John Stauffer, The Black Hearts of Men (2002)

“All government — indeed, every human benefit and enjoyment, every virtue and every prudent act is founded on compromise and barter. We balance inconveniences; we give and take; we remit some rights that we may enjoy others; and we choose rather to be happy citizens than subtle disputants.”

Edmund Burke, 1775

“Our past was slavery. We cannot recur to it with any sense of complacency or composure. The history of it is a record of stripes, a revolution of agony. It is written in characters of blood. Its breath is a sigh, its voice a groan, and we turn from it with a shudder. The duty of to-day is to meet the questions that confront us with intelligence and courage.”

Frederick Douglass “The Nation’s Problem”

“I believe that man will not merely endure: he will prevail. He is immortal, not because he alone among creatures has an inexhaustable voice, but because he has a soul, a spirit capable of compassion and sacrifice and endurance. The poet’s, the writers’s duty is to write about these things.”

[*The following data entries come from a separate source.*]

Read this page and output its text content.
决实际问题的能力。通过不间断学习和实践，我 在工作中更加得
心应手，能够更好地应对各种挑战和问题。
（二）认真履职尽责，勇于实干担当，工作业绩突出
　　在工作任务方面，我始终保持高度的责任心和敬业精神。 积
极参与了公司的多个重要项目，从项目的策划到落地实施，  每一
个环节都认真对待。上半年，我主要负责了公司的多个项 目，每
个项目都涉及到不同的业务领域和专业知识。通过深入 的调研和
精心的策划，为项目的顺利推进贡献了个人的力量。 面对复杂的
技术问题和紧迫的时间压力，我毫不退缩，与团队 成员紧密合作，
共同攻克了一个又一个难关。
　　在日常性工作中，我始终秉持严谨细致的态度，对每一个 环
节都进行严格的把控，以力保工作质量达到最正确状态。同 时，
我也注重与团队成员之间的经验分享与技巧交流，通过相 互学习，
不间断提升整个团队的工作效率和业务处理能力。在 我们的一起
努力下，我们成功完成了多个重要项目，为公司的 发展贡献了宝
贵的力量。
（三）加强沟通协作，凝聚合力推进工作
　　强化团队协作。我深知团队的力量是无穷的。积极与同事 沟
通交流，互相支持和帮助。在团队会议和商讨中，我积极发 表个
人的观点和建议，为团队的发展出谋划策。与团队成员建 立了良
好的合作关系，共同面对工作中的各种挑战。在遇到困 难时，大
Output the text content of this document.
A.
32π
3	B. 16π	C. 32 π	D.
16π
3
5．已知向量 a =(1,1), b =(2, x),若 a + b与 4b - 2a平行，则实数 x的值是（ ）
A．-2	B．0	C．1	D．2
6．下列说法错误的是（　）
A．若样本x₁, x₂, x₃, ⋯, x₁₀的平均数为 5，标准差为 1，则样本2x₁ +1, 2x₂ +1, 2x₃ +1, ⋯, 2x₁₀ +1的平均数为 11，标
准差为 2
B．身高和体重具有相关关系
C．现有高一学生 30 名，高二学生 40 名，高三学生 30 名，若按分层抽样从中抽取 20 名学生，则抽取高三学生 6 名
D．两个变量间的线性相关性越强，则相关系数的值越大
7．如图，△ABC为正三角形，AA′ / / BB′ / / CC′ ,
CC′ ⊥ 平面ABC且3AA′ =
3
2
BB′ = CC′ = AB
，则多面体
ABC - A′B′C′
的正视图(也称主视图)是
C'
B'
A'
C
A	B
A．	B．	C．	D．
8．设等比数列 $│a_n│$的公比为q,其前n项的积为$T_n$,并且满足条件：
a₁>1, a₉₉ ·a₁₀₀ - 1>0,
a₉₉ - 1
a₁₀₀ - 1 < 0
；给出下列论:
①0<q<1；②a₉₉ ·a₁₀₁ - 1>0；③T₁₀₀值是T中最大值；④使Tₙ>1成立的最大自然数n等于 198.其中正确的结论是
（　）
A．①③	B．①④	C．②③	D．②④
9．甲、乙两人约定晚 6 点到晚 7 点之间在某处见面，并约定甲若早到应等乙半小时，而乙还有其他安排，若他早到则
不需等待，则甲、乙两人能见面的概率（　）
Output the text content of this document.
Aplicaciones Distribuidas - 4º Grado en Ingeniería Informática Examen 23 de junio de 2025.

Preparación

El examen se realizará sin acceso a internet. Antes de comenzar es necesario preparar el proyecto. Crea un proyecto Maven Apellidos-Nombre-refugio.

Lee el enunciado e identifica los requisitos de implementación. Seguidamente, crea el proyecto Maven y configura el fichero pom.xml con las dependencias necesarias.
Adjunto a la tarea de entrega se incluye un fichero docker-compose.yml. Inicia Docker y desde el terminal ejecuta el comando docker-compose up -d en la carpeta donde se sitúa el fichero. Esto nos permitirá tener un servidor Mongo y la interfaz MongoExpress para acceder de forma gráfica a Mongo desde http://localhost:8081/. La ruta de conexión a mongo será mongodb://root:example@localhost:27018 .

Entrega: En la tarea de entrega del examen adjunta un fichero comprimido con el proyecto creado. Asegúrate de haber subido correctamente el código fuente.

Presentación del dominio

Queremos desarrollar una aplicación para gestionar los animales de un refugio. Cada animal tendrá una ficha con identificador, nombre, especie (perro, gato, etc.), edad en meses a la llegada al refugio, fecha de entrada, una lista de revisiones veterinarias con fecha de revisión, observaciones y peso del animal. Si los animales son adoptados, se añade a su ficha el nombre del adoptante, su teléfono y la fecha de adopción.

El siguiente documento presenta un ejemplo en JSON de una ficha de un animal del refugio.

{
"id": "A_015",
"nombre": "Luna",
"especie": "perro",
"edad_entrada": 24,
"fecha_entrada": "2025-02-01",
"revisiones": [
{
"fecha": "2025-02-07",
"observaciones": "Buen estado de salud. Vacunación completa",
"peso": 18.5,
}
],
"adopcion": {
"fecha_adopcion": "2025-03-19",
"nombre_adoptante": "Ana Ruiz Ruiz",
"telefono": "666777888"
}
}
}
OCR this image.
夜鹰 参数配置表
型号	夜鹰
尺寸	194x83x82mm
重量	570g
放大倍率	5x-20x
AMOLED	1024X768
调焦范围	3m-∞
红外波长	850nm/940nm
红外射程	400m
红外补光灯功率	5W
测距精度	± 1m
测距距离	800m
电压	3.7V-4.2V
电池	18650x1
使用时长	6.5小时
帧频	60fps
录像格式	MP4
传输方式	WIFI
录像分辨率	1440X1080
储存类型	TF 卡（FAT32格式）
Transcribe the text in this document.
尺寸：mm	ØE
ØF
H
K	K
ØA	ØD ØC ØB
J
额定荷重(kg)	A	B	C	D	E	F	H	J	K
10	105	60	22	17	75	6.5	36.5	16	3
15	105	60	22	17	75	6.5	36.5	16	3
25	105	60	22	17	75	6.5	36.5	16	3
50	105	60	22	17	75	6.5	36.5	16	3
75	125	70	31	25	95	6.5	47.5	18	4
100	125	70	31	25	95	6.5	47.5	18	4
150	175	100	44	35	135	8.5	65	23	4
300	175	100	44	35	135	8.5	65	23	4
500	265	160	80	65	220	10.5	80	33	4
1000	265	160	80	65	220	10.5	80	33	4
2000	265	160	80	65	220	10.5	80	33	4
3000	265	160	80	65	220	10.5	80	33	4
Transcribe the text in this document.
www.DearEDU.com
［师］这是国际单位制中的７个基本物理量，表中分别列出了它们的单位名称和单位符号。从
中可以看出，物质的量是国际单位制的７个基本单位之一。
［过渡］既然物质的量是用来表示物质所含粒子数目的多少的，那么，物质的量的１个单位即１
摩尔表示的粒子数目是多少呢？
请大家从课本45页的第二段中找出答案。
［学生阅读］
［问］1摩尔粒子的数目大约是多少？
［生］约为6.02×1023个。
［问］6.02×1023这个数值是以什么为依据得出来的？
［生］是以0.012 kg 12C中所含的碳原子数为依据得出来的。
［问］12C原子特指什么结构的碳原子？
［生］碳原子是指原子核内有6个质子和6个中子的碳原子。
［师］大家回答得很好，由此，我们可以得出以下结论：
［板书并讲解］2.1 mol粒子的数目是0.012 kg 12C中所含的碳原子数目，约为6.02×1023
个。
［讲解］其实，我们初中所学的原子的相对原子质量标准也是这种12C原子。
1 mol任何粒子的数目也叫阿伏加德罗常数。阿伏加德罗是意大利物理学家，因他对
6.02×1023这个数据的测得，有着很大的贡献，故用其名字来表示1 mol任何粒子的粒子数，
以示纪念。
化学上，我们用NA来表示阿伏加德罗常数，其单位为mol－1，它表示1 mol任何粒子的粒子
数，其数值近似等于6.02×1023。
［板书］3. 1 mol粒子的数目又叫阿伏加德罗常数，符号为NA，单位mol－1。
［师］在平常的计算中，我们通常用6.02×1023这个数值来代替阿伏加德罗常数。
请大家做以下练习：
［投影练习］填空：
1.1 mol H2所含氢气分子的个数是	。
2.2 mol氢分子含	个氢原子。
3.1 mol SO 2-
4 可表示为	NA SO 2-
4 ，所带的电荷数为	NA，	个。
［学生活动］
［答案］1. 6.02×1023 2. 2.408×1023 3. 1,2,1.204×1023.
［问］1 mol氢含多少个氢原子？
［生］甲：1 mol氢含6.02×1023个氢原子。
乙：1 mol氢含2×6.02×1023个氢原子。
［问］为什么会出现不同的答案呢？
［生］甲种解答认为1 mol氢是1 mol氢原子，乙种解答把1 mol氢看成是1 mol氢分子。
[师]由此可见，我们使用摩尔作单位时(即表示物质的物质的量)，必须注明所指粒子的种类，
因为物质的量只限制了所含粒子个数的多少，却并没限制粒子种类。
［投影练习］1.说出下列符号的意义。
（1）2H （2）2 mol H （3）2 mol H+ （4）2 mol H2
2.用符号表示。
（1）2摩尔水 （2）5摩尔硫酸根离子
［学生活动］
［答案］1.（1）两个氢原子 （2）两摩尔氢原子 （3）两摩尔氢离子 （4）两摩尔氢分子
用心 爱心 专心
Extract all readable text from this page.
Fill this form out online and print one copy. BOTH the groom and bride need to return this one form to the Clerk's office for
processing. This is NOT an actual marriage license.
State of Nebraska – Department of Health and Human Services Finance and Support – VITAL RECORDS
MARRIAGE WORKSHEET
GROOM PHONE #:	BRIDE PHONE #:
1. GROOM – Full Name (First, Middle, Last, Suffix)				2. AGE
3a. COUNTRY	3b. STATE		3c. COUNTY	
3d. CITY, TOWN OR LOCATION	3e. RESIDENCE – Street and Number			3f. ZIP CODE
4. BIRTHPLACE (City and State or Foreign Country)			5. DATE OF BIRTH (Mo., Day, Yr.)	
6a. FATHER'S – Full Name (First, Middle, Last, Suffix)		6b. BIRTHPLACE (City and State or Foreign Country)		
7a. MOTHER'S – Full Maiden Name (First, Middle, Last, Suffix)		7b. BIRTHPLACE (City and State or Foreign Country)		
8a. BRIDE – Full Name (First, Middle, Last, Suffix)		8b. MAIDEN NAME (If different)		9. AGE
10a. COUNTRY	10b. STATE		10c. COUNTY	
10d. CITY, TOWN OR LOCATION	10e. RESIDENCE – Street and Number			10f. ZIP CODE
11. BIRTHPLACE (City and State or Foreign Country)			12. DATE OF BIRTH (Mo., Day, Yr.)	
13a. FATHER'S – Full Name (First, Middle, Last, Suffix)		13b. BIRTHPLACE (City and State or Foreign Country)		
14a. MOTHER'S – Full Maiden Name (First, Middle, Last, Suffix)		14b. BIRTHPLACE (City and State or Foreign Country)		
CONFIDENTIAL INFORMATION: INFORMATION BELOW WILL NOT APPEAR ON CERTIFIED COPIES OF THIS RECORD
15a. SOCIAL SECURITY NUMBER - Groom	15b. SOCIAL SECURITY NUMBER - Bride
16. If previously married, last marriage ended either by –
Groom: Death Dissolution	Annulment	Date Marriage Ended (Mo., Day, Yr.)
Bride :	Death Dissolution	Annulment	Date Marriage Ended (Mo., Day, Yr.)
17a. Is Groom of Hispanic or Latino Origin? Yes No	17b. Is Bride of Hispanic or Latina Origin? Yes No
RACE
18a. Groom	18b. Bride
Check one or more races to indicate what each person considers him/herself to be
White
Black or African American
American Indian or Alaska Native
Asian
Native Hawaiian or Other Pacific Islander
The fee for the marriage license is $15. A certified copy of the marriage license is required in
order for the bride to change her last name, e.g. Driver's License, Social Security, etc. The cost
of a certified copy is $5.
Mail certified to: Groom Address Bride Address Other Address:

William Faulkner (1897-1962)
The World Anti-Slavery Society, 1840, depicting British and American abolitionists

8 comments Add yours
  1. Kay,

    You are certainly off to a good start. I find the history of relationships between whites and blacks, and the growing divide between slave holders and abolitionists – eventually leading to civil war – particularly interesting.

  2. The narrative pulls me in. It is set in a period that I would like learn more about. The systemic issues of those times and the social transformations that were taking place still have so much bearing on today’s society. The story of how this novel came into being is also riveting-thank you for sharing it.